You can lock and unlock deployed visual applications, and the web applications that they contain, or roll back a deployed visual application. You lock and unlock a visual application when you have maintenance tasks to complete and don’t want users to access the web application in the deployed visual application during the maintenance period.

You can manage these visual applications lifecycle operations (lock, unlock, roll back) manually through the Environments page's Deployments tab or you can manage them with Visual Application build steps (see Configure a Job to Lock, Unlock, or Roll Back a Deployed Visual Application).

You can use the Rollback menu option without including the application version in the URL when you've deployed your visual application more than once. That is, live appears in the application URL, rather than the application version. For example, if you've deployed two versions of your visual application to https://host/app-name/live/index.html, you can roll back to version 1 by using the Rollback menu option. You can only roll back one previous version.

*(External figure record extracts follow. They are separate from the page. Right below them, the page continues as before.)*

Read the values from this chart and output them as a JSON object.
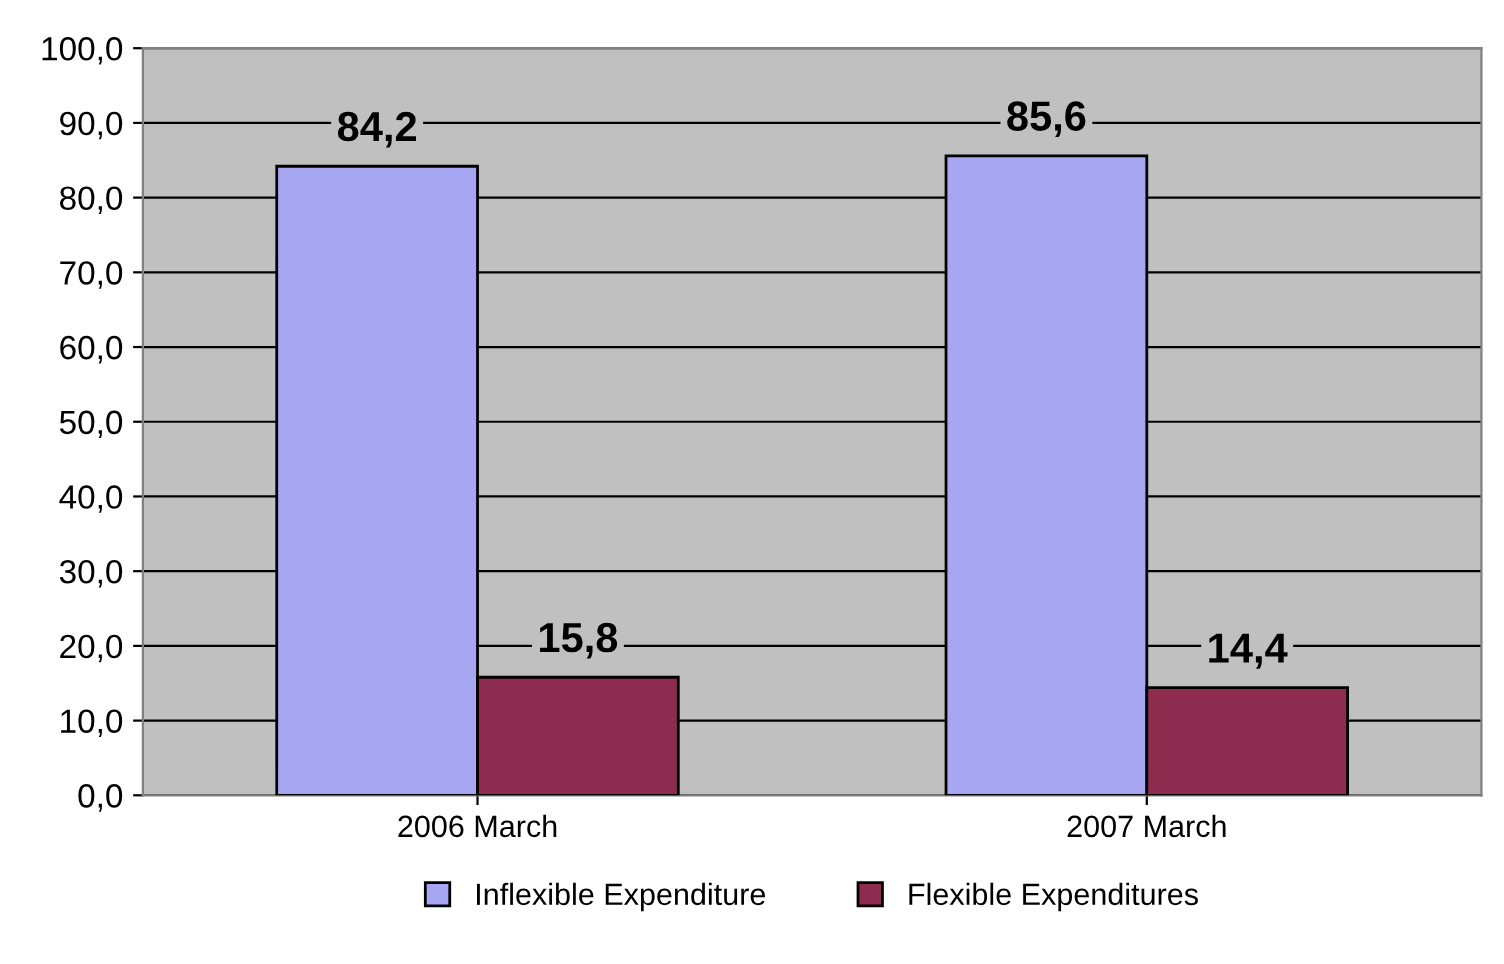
{
  "chart_data": {
    "type": "bar",
    "categories": [
      "2006 March",
      "2007 March"
    ],
    "series": [
      {
        "name": "Inflexible Expenditure",
        "color": "#a6a6f2",
        "values": [
          84.2,
          85.6
        ],
        "value_labels": [
          "84,2",
          "85,6"
        ]
      },
      {
        "name": "Flexible Expenditures",
        "color": "#8e2c50",
        "values": [
          15.8,
          14.4
        ],
        "value_labels": [
          "15,8",
          "14,4"
        ]
      }
    ],
    "ylim": [
      0,
      100
    ],
    "yticks": [
      {
        "value": 0,
        "label": "0,0"
      },
      {
        "value": 10,
        "label": "10,0"
      },
      {
        "value": 20,
        "label": "20,0"
      },
      {
        "value": 30,
        "label": "30,0"
      },
      {
        "value": 40,
        "label": "40,0"
      },
      {
        "value": 50,
        "label": "50,0"
      },
      {
        "value": 60,
        "label": "60,0"
      },
      {
        "value": 70,
        "label": "70,0"
      },
      {
        "value": 80,
        "label": "80,0"
      },
      {
        "value": 90,
        "label": "90,0"
      },
      {
        "value": 100,
        "label": "100,0"
      }
    ],
    "grid": "y",
    "legend": "bottom"
  }
}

If you deploy a visual application to a Visual Builder instance in the same identity domain as your VB Studio instance and you don't include the application version in the URL, you can perform this task from your Environments page's Deployments tab.

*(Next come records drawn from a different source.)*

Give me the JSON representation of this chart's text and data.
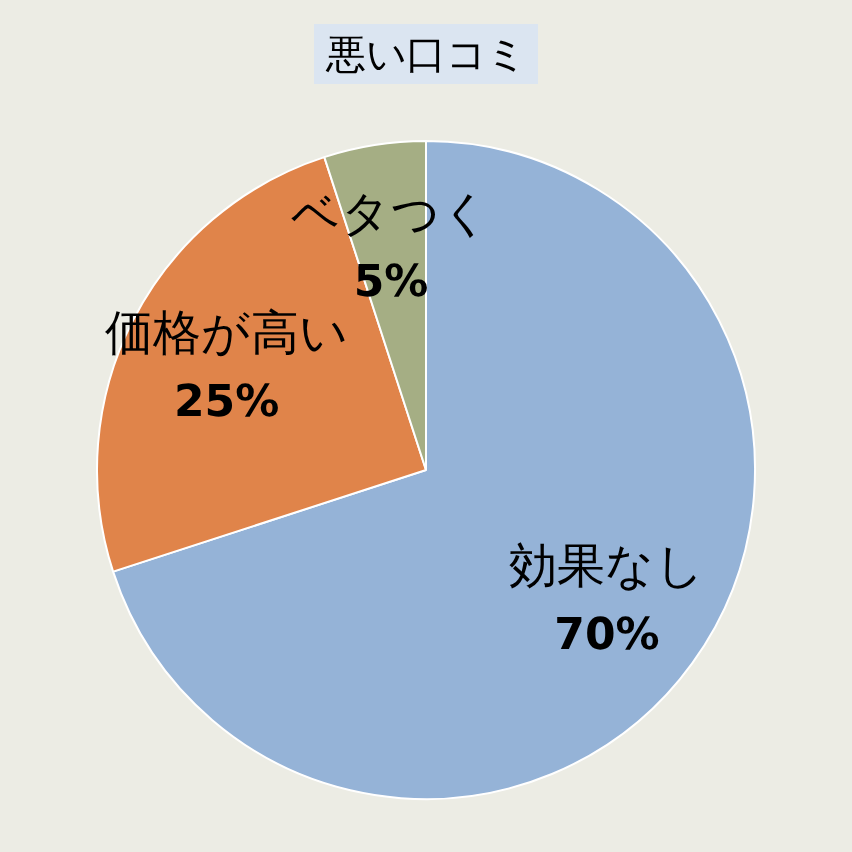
{
  "chart_data": {
    "type": "pie",
    "title": "悪い口コミ",
    "categories": [
      "効果なし",
      "価格が高い",
      "ベタつく"
    ],
    "values": [
      70,
      25,
      5
    ],
    "colors": [
      "#95b3d7",
      "#e0844a",
      "#a5ae84"
    ],
    "value_labels": [
      "70%",
      "25%",
      "5%"
    ]
  }
}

Visual Applications Deployment Tab in Environments Page

Note:

If you deployed your visual application to a different identity domain or if the application URL includes the version, you need to add and configure steps in a build job to perform lock, unlock, or roll back operations.

After you create and configure the lifecycle management build steps, you may want to add them, in some combination, to the pipeline you created for the packaging and deployment steps for that testing or production instance. By integrating these build steps in your deployment process, you'll ensure a more robust and error-free process when upgrades are done through deployment.